在Solr4.8.0中,dvd以及dvm用到的Lucene编码格式是Lucene45DocValuesFormat。跟之前的文件格式类似,它分别包含Lucene45DocValuesProducer
和Lucene45DocValuesConsumer来实现该文件的读和写。
@Override
public DocValuesConsumer fieldsConsumer(SegmentWriteState state) throws IOException {
return new Lucene45DocValuesConsumer(state, DATA_CODEC, DATA_EXTENSION, META_CODEC, META_EXTENSION);
}
@Override
public DocValuesProducer fieldsProducer(SegmentReadState state) throws IOException {
return new Lucene45DocValuesProducer(state, DATA_CODEC, DATA_EXTENSION, META_CODEC, META_EXTENSION);
}
Lucene 4.5 DocValues format通过下面的策略对四种类型进行编码:
-
NUMERIC
- Delta-compressed(增量压缩):表示文档值的整数写入一个16k大小的block。在每个block中,最小的值被编码,每个入口都是最小值的一个增量。所有这些增量都使用位压缩方法。更多信息见下文BlockPackedWriter。
- Table-compressed(表压缩):当不同数值的数量非常小(<256)时,或者在文档值序列中有没有使用gap值,solr会使用一个查找表替代。每一个文档值的入口都被替代为表上的序号,这些序号同样适用位压缩的方法压缩为PackedInts格式。
- GCD-compressed(最大公约数压缩):当所有数字分享同一个除数,最大共同分母(reatest common denominator,GCD) 会被计算出来,并且商会使用Delta-compressed 策略存储起来。
-
BINARY
- Fixed-width Binary:使用一个固定长度的,很大的拼接起来的位数组。每一个文档值都可以直接用docID * length 得到。
- Variable-width Binary:同样是一个很大的拼接起来的位数组,不过加入每篇文档的结束地址。这些地址从16k大小的块的起始位置被写入,并且每个入口具有平均长度的增量。对每篇文档,与增量之间的偏差(实际-平均)会记录下来。
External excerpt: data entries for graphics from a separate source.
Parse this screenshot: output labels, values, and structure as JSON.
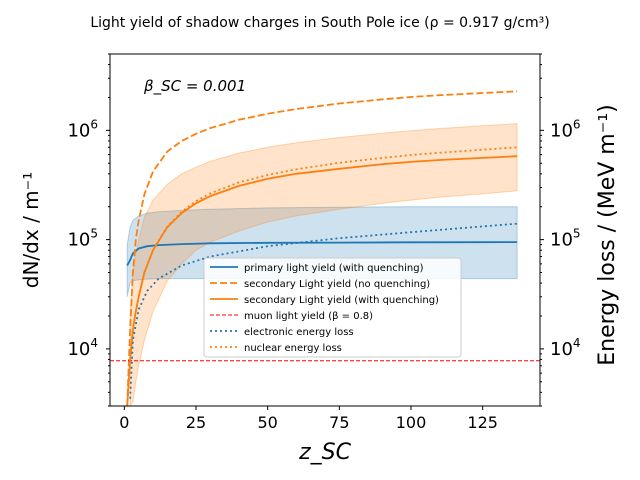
{
  "chart_data": {
    "type": "line",
    "title": "Light yield of shadow charges in South Pole ice (ρ = 0.917 g/cm³)",
    "annotation": "β_SC = 0.001",
    "xlabel": "z_SC",
    "ylabel_left": "dN/dx / m⁻¹",
    "ylabel_right": "Energy loss / (MeV m⁻¹)",
    "xlim": [
      -5,
      145
    ],
    "ylim": [
      3000,
      5000000
    ],
    "yscale": "log",
    "xticks": [
      0,
      25,
      50,
      75,
      100,
      125
    ],
    "yticks": [
      10000,
      100000,
      1000000
    ],
    "ytick_labels": [
      "10^4",
      "10^5",
      "10^6"
    ],
    "legend_position": "center-right",
    "colors": {
      "blue": "#1f77b4",
      "orange": "#ff7f0e",
      "red": "#ff0000"
    },
    "series": [
      {
        "name": "primary light yield (with quenching)",
        "style": "solid",
        "color": "#1f77b4",
        "x": [
          1,
          2,
          3,
          5,
          8,
          12,
          20,
          30,
          50,
          75,
          100,
          125,
          137
        ],
        "y": [
          58000,
          65000,
          75000,
          83000,
          87000,
          89000,
          91000,
          92500,
          93500,
          94000,
          94500,
          94800,
          95000
        ]
      },
      {
        "name": "secondary Light yield (no quenching)",
        "style": "dashed",
        "color": "#ff7f0e",
        "x": [
          1,
          2,
          3,
          4,
          5,
          7,
          10,
          15,
          20,
          25,
          30,
          40,
          50,
          60,
          75,
          90,
          100,
          110,
          125,
          137
        ],
        "y": [
          3000,
          15000,
          50000,
          100000,
          150000,
          260000,
          420000,
          640000,
          800000,
          930000,
          1050000,
          1250000,
          1420000,
          1570000,
          1760000,
          1920000,
          2020000,
          2100000,
          2200000,
          2280000
        ]
      },
      {
        "name": "secondary Light yield (with quenching)",
        "style": "solid",
        "color": "#ff7f0e",
        "x": [
          1,
          2,
          3,
          4,
          5,
          7,
          10,
          15,
          20,
          25,
          30,
          40,
          50,
          60,
          75,
          90,
          100,
          110,
          125,
          137
        ],
        "y": [
          3000,
          8000,
          15000,
          22000,
          30000,
          50000,
          80000,
          130000,
          175000,
          215000,
          250000,
          310000,
          360000,
          400000,
          445000,
          490000,
          515000,
          535000,
          560000,
          580000
        ]
      },
      {
        "name": "muon light yield (β = 0.8)",
        "style": "dashed",
        "color": "#ff0000",
        "x": [
          -5,
          145
        ],
        "y": [
          7800,
          7800
        ]
      },
      {
        "name": "electronic energy loss",
        "style": "dotted",
        "color": "#1f77b4",
        "x": [
          2,
          3,
          5,
          8,
          12,
          20,
          30,
          50,
          75,
          100,
          125,
          137
        ],
        "y": [
          3500,
          12000,
          23000,
          34000,
          44000,
          58000,
          70000,
          87000,
          103000,
          117000,
          132000,
          140000
        ]
      },
      {
        "name": "nuclear energy loss",
        "style": "dotted",
        "color": "#ff7f0e",
        "x": [
          1,
          2,
          3,
          4,
          5,
          7,
          10,
          15,
          20,
          25,
          30,
          40,
          50,
          60,
          75,
          90,
          100,
          110,
          125,
          137
        ],
        "y": [
          3000,
          8000,
          15000,
          22000,
          30000,
          50000,
          80000,
          132000,
          180000,
          225000,
          265000,
          335000,
          390000,
          440000,
          505000,
          560000,
          595000,
          625000,
          665000,
          700000
        ]
      }
    ],
    "bands": [
      {
        "color": "#1f77b4",
        "x": [
          1,
          2,
          3,
          5,
          8,
          12,
          20,
          30,
          50,
          75,
          100,
          125,
          137
        ],
        "lower": [
          30000,
          40000,
          42000,
          43000,
          43500,
          44000,
          44000,
          44000,
          44000,
          44000,
          44000,
          44000,
          44000
        ],
        "upper": [
          90000,
          130000,
          150000,
          165000,
          175000,
          180000,
          185000,
          190000,
          195000,
          198000,
          200000,
          200000,
          200000
        ]
      },
      {
        "color": "#ff7f0e",
        "x": [
          2,
          3,
          4,
          5,
          7,
          10,
          15,
          20,
          25,
          30,
          40,
          50,
          60,
          75,
          90,
          100,
          110,
          125,
          137
        ],
        "lower": [
          3000,
          3300,
          5000,
          7000,
          12000,
          22000,
          42000,
          60000,
          80000,
          95000,
          120000,
          145000,
          165000,
          190000,
          215000,
          230000,
          245000,
          262000,
          280000
        ],
        "upper": [
          20000,
          50000,
          75000,
          100000,
          160000,
          230000,
          320000,
          400000,
          460000,
          520000,
          620000,
          700000,
          770000,
          860000,
          940000,
          990000,
          1040000,
          1100000,
          1150000
        ]
      }
    ]
  }
}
- Prefix-compressed Binary:值会写入16(字节)大小的chunk中,其中第一个值被完整地记录下来,而其他值分享前缀。Chunk的地址被写入16k大小的block中。从block的起始位置开始写,对每个入口使用平均值作为增量。对每篇文档,与增量之间的偏差(实际-平均)会记录下来。
-
Sorted:
- 使用Prefix-compressed Binary压缩法实现一个从序号到重复的term的映射,同时所有文档的序号使用上面出现的Numeric压缩策略
-
SortedSet:
- 使用Prefix-compressed Binary压缩法实现一个从序号到重复的term的映射,同时一个序号的列表和所有文档在这个列表上的索引使用上面出现的Numeric压缩策略。
1.1 .dvm和.dvd文件格式
首先来介绍下.dvm的文件格式:
. dvm的文件结构分为好多层:
-
第一层:.dvm 由Header,NumFields,Footer
- Header和Footer跟之前相同
- NumFields 个的Entry,Entry为入口。
-
第二层:Entry具有四种类型,NumericEntry | BinaryEntry | SortedEntry | SortedSetEntry
-
第三层:
- NumericEntry:有三种类型GCDNumericEntry | TableNumericEntry | DeltaNumericEntry
- GCDNumericEntry: 包含NumericHeader,MinValue,GCD三部分
- TableNumericEntry:包含NumericHeader,TableSize,Int64TableSize三部分
- DeltaNumericEntry:包含NumericHeader
- BinaryEntry: 有三种类型FixedBinaryEntry | VariableBinaryEntry | PrefixBinaryEntry
- FixedBinaryEntry: 包含BinaryHeader
- VariableBinaryEntry:包含BinaryHeader,AddressOffset,PackedVersion,BlockSize四部分
- PrefixBinaryEntry: 包含BinaryHeader,AddressInterval,AddressOffset,PackedVersion,BlockSize五部分
- NumericEntry:有三种类型GCDNumericEntry | TableNumericEntry | DeltaNumericEntry
-
SortedEntry: 包含FieldNumber,EntryType,BinaryEntry,NumericEntry
-
SortedSetEntry: 包含EntryType,BinaryEntry,NumericEntry,NumericEntry
同样.dvd 文件具有好几层结构:
-
第一层:Header,<NumericData | BinaryData | SortedData>NumFields,Footer 与dvm类似,NumFields个Data(SortedData,BinaryData,NumericData其中一个)
-
第二层:
- NumericData:DeltaCompressedNumerics | TableCompressedNumerics | GCDCompressedNumerics对应上文讲到的Numeric的压缩方式
- BinaryData:ByteDataLength,Addresses
- SortedData:FST
-
第三层:
- DeltaCompressedNumerics:BlockPackedInts(blockSize=16k)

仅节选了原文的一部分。